Sinodo sulla famiglia/7* L'apertura degli sposi alla vita
L’enciclica Humanae vitae e le tecniche contraccettive hanno diviso il mondo cattolico, alimentando uno “scisma sommerso” che non può non interrogare la chiesa, e che oggi si somma ai delicati interrogativi aperti dalle nuove frontiere della procreazione assistita. La vera sfida, insomma, è quella di capire il senso del "generare".
Il questionario inviato dalla segreteria del Sinodo a tutte le diocesi in preparazione alla prossima assemblea sulla famiglia dedica la settima domanda alla procreazione responsabile e più in particolare alla conoscenza dell’enciclica Humanae vitae che, all’indomani del Concilio, ha concretizzato le indicazioni conciliari su questo tema.
Il Concilio ha segnato una tappa fondamentale sul tema della fecondità degli sposi, consegnando loro il diritto e il dovere di vivere il loro matrimonio con un’apertura alla vita generosa e responsabile. Generosa perché i figli sono un dono prezioso del matrimonio; responsabile perché spetta alla loro coscienza debitamente formata arrivare a esprimere un giudizio responsabile circa il numero dei figli. Nel 1968, tre anni dopo la conclusione del Concilio, Paolo VI ha pubblicato l’enciclica Humanae vitae che affrontava la spinosa questione dei metodi per regolare la fertilità della coppia, visto che nel Concilio non si era trovato un accordo condiviso su questo tema. La scelta di Paolo VI è stata quella della continuità con la tradizione, senza aprirsi, come molti si aspettavano, alle nuove tecniche e in particolare alla pillola contraccettiva.
L’impatto di questa decisione non è stato semplice, come può testimoniare il fatto, unico nella storia, che quasi tutte le conferenze episcopali del mondo sentirono la necessità di scrivere un documento per spiegare questa enciclica ai cristiani. All’indomani della pubblicazione dell’Humanae vitae si sono aperte due strade nella chiesa: la prima ha visto crescere la ricerca sui cosiddetti metodi naturali e con essa anche l’approfondimento delle motivazioni e del senso antropologico, prima ancora che etico, di questa scelta; un contributo fondamentale l’ha dato Giovanni Paolo II e le diverse scuole che hanno accompagnato gli sposi a scoprire e conoscere questi metodi.
La seconda strada è quella che molti sposi cristiani hanno imboccato facendo scelte diverse da quelle indicate dalla chiesa, prima come decisione consapevole e, negli anni successivi, senza nemmeno porsi il problema morale o liquidandolo in fretta. Non è esagerato affermare che su questi temi assistiamo a un vero e proprio “scisma sommerso” che non può non interrogare la chiesa che si appresta a celebrare un sinodo sulla famiglia. È passato quasi mezzo secolo da quei fatti e oggi l’apertura alla vita si trova alle prese con altre questioni legate alle nuove tecniche di procreazione assistita. Il dibattito si è concentrato su queste nuove frontiere e anche nel dibattito presinodale le questioni legate all’enciclica di Paolo VI sembrano dimenticate rispetto a quanto sta avvenendo per il tema del divorzio e delle seconde nozze.

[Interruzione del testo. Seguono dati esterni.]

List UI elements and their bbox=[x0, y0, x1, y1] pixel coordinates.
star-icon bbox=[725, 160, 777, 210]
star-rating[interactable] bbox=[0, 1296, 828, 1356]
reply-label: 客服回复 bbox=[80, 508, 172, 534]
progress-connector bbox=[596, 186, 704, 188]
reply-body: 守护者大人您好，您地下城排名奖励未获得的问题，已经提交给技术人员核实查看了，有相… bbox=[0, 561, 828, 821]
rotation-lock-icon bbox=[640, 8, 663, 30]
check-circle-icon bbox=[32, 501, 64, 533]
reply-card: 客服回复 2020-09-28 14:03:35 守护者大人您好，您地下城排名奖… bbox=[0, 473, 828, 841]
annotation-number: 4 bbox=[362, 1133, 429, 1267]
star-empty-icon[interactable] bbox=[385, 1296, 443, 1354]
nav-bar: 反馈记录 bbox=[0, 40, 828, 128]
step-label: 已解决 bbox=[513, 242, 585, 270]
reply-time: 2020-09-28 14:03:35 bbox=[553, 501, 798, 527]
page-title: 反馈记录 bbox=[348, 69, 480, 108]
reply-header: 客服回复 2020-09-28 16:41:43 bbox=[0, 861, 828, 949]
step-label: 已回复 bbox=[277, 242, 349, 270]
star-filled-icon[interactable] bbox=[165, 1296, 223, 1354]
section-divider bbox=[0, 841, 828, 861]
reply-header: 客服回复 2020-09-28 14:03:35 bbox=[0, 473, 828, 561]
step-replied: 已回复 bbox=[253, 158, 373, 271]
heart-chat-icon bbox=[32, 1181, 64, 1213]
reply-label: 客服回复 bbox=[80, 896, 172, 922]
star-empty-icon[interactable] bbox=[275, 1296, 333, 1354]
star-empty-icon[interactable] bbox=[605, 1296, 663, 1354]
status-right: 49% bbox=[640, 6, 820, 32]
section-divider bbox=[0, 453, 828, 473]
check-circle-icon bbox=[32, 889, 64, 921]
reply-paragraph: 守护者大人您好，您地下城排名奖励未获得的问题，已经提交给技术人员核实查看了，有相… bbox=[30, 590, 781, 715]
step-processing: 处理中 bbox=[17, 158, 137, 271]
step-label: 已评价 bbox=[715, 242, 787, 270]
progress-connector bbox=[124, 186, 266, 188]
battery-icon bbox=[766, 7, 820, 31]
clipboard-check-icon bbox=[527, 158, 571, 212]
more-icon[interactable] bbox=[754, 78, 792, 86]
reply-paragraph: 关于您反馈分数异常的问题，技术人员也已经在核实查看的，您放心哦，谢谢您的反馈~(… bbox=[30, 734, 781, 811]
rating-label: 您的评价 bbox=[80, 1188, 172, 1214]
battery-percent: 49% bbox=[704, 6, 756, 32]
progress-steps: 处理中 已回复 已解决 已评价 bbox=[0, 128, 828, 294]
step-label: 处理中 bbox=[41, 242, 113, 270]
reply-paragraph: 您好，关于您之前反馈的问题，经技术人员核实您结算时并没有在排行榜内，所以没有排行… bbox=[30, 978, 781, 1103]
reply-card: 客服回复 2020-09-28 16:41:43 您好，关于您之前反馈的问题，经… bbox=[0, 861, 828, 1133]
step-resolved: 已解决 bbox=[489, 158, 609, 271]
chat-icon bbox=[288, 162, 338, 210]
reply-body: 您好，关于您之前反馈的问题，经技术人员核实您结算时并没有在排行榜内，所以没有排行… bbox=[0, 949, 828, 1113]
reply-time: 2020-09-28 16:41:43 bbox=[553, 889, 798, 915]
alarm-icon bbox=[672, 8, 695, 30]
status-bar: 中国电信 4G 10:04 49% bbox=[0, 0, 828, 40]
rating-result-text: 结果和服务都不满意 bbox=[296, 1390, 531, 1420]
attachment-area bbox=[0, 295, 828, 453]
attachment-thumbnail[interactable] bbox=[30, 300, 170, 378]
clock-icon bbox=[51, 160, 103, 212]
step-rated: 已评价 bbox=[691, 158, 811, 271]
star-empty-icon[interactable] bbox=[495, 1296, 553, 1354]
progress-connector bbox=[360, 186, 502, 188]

Credo che il Sinodo riaffermerà i valori che stanno a monte della decisione presa da Paolo VI: la generosità e responsabilità nei confronti della vita, il legame profondo che esiste tra il significato unitivo del matrimonio e la sua apertura alla vita, ma dovrà anche interrogarsi sulle ragioni che hanno portato la maggior parte dei cattolici a prendere silenziosamente le distanze dall’Humanae vitae. E inevitabilmente molti temi collegati entreranno nel dibattito: la sessualità, il rapporto tra il dato biologico e la ragione chiamata a interpretarlo, le condizioni di vita degli sposi, il rapporto con il tema della vita, l’educazione all’amore.

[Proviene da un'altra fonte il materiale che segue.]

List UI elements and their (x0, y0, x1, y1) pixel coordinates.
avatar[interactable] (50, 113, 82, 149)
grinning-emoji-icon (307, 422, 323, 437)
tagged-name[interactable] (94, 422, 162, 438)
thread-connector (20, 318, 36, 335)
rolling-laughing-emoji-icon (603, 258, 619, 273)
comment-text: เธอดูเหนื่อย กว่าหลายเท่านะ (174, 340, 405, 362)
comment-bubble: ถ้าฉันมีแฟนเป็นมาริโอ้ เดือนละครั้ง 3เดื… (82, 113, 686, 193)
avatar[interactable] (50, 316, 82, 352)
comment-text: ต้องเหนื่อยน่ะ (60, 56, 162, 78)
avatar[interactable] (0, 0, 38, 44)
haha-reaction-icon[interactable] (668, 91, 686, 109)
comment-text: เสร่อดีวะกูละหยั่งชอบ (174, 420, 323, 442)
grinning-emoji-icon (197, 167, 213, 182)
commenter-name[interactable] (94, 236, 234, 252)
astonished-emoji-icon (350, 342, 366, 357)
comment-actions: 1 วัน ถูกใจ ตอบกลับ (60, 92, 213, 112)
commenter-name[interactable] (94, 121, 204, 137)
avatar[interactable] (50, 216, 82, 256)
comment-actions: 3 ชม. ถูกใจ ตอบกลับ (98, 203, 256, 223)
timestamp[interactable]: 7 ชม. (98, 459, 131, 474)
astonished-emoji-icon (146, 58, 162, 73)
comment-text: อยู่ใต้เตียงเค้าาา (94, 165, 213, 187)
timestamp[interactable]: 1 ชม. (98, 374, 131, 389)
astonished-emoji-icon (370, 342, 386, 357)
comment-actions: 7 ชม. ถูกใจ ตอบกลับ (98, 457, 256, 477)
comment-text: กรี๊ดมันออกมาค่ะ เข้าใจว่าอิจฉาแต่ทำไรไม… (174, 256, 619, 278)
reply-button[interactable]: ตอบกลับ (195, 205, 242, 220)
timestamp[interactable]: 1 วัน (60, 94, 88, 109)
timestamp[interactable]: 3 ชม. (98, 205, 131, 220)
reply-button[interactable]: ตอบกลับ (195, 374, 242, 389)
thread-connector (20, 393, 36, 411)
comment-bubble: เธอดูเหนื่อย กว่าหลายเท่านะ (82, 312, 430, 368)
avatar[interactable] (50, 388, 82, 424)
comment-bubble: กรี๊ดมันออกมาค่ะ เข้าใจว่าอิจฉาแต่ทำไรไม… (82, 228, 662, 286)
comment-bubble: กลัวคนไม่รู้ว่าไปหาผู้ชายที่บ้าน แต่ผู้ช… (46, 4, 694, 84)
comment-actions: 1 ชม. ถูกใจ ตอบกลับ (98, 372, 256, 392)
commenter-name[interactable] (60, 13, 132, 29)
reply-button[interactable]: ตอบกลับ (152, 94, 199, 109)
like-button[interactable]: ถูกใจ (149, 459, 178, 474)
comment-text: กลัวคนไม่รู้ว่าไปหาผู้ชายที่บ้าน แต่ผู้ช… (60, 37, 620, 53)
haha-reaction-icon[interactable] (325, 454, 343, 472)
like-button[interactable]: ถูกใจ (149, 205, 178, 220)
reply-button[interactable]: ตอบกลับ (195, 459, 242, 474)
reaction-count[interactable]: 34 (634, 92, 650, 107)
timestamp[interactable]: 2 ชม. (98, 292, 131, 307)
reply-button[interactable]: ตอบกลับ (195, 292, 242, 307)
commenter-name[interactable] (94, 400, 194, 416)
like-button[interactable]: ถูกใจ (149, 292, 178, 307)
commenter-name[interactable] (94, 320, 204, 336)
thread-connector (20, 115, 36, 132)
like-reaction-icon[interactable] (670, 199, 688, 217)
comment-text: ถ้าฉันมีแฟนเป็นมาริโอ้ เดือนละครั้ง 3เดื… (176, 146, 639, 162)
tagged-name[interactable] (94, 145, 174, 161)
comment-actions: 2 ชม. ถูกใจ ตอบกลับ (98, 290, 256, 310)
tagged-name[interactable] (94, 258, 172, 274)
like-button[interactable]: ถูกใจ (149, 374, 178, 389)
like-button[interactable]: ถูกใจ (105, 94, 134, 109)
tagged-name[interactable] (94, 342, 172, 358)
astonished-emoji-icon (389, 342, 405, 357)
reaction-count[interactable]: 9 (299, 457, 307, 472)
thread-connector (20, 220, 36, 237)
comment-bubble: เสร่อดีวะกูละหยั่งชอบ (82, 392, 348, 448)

Senza dimenticare una questione che sta a monte di tutto questo ed è il senso del generare e la questione del figlio, tema spesso oscurato dal dibattito etico sulla procreazione responsabile. Prima di parlare ai futuri sposi di procreazione responsabile, non sarebbe fuori luogo interrogarci su come loro si pongono di fronte al tema della vita e del generare. La questione diventa perfino urgente di fronte a un altro dato preoccupante: l’aumento delle coppie sterili, di sposi cioè che non potranno realizzare un sogno certamente presente nel loro progetto di vita.